Even seniors who have family support may succumb to the “holiday blues” or full-blown depression. Being surrounded by family during these times may actually intensify feelings of sadness due to the memories of deceased loved ones. As well, they may be reminded of things they can’t do anymore or memories of regret.
It’s important to be able to recognize the symptoms of depression which include the following: irritability, sadness, feelings of worthlessness, anxiety, loss of interest in daily activities, loss of appetite, increased fatigue, lack of personal grooming and hygiene, suicidal thoughts. We can very easily get caught up in our own lives, but for the sake of our senior family members, we ought to be vigilant of their mood, especially during family-centered times of the year.
We are a relational people. God made us to be in relationship, to share our lives with others, to support, console, validate, and love each other. That doesn’t stop at a certain age. On the contrary, in the later stages of life when our bodies and maybe our minds slow down and when we experience the loss of loved ones, our growing dependence on other people means that our relationships take on a different but equally necessary meaning.
In his 1999 Letter to the Elderly, Blessed Pope John Paul II wrote, “elderly people help us to see human affairs with greater wisdom, because life’s vicissitudes have brought them knowledge and maturity.

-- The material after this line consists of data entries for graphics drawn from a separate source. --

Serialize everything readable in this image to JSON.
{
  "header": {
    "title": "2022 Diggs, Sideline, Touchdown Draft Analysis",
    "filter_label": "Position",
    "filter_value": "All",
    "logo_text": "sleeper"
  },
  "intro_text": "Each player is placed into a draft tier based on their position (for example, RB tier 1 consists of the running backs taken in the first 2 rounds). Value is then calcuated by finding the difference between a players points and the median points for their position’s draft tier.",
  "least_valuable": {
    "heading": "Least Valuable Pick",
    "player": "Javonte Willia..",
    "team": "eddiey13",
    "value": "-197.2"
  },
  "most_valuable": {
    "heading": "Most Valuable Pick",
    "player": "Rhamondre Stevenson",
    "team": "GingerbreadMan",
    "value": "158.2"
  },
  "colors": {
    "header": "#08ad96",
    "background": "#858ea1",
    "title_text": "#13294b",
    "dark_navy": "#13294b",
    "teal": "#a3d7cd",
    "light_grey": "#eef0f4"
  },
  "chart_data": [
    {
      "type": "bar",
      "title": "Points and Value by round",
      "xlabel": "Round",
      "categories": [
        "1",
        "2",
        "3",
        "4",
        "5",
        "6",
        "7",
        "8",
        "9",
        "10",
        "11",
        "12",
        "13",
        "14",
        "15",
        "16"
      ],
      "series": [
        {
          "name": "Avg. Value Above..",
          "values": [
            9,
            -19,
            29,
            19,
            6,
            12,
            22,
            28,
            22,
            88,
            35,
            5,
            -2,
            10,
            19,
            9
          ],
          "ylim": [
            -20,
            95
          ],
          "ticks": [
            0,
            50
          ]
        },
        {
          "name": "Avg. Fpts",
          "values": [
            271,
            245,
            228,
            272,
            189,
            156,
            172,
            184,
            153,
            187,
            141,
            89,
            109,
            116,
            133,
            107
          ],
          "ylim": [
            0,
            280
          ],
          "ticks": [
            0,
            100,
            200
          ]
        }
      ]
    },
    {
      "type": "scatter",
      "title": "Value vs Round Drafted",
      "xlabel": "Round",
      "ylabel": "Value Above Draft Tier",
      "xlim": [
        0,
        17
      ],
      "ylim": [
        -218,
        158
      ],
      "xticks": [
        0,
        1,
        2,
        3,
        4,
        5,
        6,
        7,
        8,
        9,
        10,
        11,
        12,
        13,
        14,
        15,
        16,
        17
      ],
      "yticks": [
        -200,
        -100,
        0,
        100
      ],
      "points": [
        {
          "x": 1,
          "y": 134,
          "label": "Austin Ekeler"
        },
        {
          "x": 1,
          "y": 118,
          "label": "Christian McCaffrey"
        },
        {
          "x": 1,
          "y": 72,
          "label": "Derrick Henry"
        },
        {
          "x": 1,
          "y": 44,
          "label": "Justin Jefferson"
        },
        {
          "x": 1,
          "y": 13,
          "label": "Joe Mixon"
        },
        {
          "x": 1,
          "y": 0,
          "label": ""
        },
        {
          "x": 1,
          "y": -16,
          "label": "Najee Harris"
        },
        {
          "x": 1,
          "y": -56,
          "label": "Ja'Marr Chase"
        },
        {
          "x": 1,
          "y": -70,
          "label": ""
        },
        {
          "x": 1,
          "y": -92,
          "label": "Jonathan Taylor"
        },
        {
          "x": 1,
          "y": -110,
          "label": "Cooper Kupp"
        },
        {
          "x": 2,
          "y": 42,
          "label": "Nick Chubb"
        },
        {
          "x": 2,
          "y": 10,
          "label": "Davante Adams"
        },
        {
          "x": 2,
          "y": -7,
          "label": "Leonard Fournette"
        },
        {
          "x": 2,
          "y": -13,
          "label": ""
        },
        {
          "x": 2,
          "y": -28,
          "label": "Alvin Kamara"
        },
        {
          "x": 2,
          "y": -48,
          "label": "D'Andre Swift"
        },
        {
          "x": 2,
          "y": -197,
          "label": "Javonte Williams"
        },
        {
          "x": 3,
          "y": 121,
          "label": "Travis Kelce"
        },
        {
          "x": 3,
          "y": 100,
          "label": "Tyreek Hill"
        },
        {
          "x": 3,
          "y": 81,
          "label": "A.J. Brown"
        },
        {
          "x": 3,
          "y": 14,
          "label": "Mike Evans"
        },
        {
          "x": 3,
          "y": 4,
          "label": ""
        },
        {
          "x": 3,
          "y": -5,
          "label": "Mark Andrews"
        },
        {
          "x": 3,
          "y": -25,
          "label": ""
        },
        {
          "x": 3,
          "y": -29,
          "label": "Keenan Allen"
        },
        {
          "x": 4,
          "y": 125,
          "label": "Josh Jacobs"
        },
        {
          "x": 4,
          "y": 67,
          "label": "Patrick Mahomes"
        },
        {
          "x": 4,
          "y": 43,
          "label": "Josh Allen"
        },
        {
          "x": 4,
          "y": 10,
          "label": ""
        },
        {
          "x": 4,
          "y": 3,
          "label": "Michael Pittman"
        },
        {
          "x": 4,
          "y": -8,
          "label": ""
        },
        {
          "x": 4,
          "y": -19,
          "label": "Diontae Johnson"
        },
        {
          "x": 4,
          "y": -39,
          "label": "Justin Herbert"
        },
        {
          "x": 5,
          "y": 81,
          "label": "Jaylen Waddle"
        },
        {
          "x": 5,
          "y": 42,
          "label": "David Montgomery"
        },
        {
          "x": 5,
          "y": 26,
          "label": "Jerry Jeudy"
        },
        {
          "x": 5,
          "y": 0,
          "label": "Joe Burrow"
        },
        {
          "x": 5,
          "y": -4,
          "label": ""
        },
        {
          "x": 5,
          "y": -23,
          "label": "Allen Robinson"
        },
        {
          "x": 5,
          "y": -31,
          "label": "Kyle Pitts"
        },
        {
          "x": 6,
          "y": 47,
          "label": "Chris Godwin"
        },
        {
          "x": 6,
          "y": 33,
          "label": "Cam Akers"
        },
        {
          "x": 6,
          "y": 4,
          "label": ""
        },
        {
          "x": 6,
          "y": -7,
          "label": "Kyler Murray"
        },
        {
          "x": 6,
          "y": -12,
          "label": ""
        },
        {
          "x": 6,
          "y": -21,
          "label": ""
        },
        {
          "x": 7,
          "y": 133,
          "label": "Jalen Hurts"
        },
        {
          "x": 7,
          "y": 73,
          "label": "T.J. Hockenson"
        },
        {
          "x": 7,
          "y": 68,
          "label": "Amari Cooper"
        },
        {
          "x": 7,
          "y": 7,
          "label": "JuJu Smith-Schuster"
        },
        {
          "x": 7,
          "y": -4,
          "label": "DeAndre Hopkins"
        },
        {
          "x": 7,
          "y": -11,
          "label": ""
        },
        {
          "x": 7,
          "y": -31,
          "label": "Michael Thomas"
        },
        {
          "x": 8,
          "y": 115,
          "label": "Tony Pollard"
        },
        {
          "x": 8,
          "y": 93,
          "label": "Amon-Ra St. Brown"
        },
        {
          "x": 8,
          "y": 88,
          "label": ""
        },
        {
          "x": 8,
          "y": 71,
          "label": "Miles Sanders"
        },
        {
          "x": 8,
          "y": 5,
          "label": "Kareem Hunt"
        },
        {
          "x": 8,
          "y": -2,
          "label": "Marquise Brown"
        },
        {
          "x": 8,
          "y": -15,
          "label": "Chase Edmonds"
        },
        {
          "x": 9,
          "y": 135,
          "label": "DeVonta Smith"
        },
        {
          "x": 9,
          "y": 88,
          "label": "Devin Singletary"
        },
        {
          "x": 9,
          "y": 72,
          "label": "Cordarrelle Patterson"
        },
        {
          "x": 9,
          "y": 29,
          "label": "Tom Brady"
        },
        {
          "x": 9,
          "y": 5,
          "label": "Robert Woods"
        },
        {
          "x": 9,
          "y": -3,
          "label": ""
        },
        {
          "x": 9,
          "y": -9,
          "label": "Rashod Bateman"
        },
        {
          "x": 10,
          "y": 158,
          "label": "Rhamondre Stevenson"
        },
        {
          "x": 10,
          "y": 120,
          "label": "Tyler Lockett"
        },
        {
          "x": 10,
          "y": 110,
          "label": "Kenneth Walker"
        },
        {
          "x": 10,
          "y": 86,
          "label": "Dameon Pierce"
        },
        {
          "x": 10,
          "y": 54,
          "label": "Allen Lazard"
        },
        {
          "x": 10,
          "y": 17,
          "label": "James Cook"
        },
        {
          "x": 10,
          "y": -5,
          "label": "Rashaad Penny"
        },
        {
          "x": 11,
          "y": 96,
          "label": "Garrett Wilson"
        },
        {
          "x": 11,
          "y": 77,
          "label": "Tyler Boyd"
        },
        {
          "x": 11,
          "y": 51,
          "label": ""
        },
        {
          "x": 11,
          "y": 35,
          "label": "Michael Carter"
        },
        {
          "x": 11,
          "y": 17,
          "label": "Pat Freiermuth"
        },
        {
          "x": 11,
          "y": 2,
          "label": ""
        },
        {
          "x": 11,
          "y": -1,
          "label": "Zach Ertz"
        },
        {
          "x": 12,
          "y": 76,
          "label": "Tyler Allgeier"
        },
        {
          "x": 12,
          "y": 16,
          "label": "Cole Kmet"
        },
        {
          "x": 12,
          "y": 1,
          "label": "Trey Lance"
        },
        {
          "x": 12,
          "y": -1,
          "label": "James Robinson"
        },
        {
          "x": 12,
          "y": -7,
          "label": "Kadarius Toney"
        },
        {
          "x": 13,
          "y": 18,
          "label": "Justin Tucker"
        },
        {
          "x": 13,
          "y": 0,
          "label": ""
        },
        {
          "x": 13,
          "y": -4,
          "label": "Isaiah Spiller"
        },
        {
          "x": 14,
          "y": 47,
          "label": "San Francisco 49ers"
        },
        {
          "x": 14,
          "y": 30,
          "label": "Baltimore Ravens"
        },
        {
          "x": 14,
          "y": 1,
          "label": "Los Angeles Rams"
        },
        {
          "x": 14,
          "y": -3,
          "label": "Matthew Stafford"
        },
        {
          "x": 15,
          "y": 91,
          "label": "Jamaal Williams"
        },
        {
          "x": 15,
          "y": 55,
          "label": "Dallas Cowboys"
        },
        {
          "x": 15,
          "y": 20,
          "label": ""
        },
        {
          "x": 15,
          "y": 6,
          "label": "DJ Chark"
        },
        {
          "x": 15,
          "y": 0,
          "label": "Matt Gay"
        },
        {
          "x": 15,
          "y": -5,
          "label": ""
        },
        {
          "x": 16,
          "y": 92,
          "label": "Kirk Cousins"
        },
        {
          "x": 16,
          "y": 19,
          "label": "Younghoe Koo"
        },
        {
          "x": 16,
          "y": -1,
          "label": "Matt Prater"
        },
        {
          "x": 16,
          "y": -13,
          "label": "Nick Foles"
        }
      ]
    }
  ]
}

They are guardians of our collective memory. … To exclude the elderly is in a sense to deny the past, in which the present is firmly rooted, in the name of a modernity without memory.”
During a November 2012 visit to a residence for the elderly in Rome, Catholic News Service reported that Pope Emeritus Benedict XVI warned that “the quality of a society or civilization can be judged by how it treats the elderly.” He went on to say that “one who makes room for the elderly makes room for life. … One who welcomes the elderly welcomes life.”
In the book On Heaven and Earth: Pope Francis on Faith, Family and the Church in the 21st Century, then-Archbishop Jorge Bergoglio spoke of his concern for the elderly: “There are those who abandon those that fed them, who educated them, who wiped their bottoms. … It hurts me; it makes me weep inside.”
Three popes of modern times have highlighted the plight of many of our elderly brothers and sisters. With a steady worldwide increase in the number of elderly people, this problem will continue to grow.
Having a compassionate heart means meeting people in their particular situation in life and ministering to them there. What can you do to spread the love of God and to bring His message of hope and love to the elderly who are forgotten, lonely, and isolated?